Winds were 10 to 15 knots, gusty at times, the base’s Mott said. The wind was gusty enough, Bockrath said, that Andreini, flying into the wind, passed on two attempts before trying the maneuver an ill-fated third time, hitting the tarmac, then sliding to a stop in an open field.

“He got down too low and hit the tarmac. He skidded about 500 feet and just sat there. The plane was essentially intact, just wrong side down,” Bockrath said.

Bockrath said nearly 2 1/2 minutes, by his camera’s clock, elapsed after the crash before someone appeared with a fire extinguisher. By then, the smoking aircraft was fully involved in flames, he said, the aircraft collapsing under the intense heat. Another 2 1/2 minutes passed, Bockrath said, before the first fire crews arrived.

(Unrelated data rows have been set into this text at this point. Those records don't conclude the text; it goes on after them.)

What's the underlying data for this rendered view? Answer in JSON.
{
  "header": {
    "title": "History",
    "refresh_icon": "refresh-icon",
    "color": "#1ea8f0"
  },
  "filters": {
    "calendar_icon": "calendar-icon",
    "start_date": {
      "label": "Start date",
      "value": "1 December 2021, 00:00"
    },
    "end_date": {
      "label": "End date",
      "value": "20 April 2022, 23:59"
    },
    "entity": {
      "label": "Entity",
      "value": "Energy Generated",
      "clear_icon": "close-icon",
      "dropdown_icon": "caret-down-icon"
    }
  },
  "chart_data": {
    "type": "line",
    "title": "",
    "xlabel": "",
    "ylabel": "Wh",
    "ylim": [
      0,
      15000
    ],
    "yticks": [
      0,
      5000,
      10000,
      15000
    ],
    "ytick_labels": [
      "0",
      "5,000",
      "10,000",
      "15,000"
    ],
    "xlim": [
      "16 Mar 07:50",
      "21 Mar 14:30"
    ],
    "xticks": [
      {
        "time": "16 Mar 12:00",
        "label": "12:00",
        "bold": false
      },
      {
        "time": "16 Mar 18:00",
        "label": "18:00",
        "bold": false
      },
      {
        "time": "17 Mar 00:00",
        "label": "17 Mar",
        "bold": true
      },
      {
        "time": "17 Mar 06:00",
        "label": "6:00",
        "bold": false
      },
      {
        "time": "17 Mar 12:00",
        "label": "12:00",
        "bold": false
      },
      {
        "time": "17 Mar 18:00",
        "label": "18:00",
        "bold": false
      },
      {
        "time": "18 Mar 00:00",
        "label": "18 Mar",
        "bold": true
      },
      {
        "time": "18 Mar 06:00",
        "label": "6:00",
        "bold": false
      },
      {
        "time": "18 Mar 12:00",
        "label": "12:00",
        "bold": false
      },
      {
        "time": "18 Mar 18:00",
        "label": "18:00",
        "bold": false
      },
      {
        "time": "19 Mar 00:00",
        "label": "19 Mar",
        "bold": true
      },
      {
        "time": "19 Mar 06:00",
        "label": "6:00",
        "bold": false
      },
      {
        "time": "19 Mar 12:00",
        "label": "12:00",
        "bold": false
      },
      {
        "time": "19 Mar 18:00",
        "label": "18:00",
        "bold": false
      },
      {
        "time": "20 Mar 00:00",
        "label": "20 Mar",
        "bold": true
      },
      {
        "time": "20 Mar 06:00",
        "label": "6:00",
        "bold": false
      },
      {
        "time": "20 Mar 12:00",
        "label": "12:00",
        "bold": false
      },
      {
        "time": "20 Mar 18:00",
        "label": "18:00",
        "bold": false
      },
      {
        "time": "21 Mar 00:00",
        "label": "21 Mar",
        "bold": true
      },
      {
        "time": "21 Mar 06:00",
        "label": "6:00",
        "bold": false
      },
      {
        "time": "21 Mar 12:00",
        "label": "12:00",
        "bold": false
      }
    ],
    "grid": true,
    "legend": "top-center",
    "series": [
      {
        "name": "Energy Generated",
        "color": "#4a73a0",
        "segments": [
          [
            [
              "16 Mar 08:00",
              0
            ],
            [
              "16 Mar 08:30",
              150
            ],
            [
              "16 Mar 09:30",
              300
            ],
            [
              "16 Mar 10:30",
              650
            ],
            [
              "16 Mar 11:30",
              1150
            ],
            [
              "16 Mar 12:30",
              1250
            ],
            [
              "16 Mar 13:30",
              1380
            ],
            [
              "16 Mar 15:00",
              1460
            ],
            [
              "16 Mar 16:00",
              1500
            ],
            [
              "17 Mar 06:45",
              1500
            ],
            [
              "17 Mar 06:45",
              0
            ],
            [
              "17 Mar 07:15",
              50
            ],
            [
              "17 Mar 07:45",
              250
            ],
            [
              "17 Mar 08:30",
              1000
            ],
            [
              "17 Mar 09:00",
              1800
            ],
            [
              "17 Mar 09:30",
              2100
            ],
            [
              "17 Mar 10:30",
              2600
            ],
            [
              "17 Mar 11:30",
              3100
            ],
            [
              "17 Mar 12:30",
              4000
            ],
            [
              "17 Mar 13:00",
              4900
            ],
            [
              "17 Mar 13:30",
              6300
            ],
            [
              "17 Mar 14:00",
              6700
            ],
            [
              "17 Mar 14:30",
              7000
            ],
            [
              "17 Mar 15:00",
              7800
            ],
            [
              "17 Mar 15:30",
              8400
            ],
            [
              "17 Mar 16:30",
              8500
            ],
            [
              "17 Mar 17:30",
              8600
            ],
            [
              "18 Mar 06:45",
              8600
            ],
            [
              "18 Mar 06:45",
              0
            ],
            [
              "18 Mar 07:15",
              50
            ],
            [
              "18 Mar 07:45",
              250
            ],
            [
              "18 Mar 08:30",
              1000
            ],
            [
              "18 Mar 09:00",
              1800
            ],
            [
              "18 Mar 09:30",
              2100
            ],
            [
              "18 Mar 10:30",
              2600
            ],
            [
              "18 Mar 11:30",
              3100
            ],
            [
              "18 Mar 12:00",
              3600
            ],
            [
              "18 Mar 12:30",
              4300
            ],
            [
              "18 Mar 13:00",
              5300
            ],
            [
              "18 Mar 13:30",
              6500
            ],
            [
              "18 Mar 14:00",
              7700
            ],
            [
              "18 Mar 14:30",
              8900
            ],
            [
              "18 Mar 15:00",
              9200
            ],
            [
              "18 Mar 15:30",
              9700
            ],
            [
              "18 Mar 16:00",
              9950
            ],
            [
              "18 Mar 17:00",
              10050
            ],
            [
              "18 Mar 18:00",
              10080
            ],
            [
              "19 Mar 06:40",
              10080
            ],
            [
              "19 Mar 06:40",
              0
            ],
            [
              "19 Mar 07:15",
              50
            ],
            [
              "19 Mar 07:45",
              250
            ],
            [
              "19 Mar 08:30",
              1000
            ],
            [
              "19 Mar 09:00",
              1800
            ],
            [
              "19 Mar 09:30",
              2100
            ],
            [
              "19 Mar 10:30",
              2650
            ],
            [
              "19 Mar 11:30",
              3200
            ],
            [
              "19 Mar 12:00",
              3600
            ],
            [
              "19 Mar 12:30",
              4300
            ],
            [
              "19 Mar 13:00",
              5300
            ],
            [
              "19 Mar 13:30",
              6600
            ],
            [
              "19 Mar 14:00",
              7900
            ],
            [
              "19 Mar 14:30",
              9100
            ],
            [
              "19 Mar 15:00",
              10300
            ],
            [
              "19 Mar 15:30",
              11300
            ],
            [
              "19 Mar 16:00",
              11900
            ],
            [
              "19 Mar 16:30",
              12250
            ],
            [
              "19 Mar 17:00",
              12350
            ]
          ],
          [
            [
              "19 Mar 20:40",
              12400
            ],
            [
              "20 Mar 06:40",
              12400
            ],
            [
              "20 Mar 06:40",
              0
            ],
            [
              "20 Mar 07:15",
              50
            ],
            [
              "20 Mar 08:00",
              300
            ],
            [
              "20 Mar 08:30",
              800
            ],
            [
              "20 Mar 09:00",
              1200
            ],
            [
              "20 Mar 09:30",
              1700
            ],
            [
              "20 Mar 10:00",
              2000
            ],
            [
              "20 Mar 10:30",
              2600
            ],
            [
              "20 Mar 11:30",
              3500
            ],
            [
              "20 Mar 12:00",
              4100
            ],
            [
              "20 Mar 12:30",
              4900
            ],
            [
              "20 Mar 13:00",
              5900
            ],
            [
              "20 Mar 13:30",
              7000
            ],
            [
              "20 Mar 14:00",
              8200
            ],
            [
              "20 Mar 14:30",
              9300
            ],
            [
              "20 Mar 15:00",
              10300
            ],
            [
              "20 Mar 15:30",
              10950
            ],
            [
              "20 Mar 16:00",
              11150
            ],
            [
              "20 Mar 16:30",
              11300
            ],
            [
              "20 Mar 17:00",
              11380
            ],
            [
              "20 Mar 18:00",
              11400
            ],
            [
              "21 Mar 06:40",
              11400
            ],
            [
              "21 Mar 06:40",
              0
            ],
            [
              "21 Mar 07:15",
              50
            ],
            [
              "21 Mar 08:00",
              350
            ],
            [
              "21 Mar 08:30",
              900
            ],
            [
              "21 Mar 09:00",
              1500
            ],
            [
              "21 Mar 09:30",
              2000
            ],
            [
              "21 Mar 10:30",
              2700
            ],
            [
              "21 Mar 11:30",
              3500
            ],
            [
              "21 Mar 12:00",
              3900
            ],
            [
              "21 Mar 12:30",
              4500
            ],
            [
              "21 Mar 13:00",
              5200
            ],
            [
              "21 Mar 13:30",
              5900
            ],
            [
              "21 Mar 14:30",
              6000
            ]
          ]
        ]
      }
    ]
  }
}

Witnesses’ photos showed a thick plume of black smoke billowing behind spectators and the collection of military aircraft on display on the Travis flight line. Travis officials stopped the event and led spectators off the base.

Hours later, Bockrath’s anger and frustration had barely subsided.

“He should be in the hospital with second-degree burns and smoke inhalation. Instead, he’s at the coroner’s office,” Bockrath said. “It’s shocking to me how long it took. I’m still rattled by it.”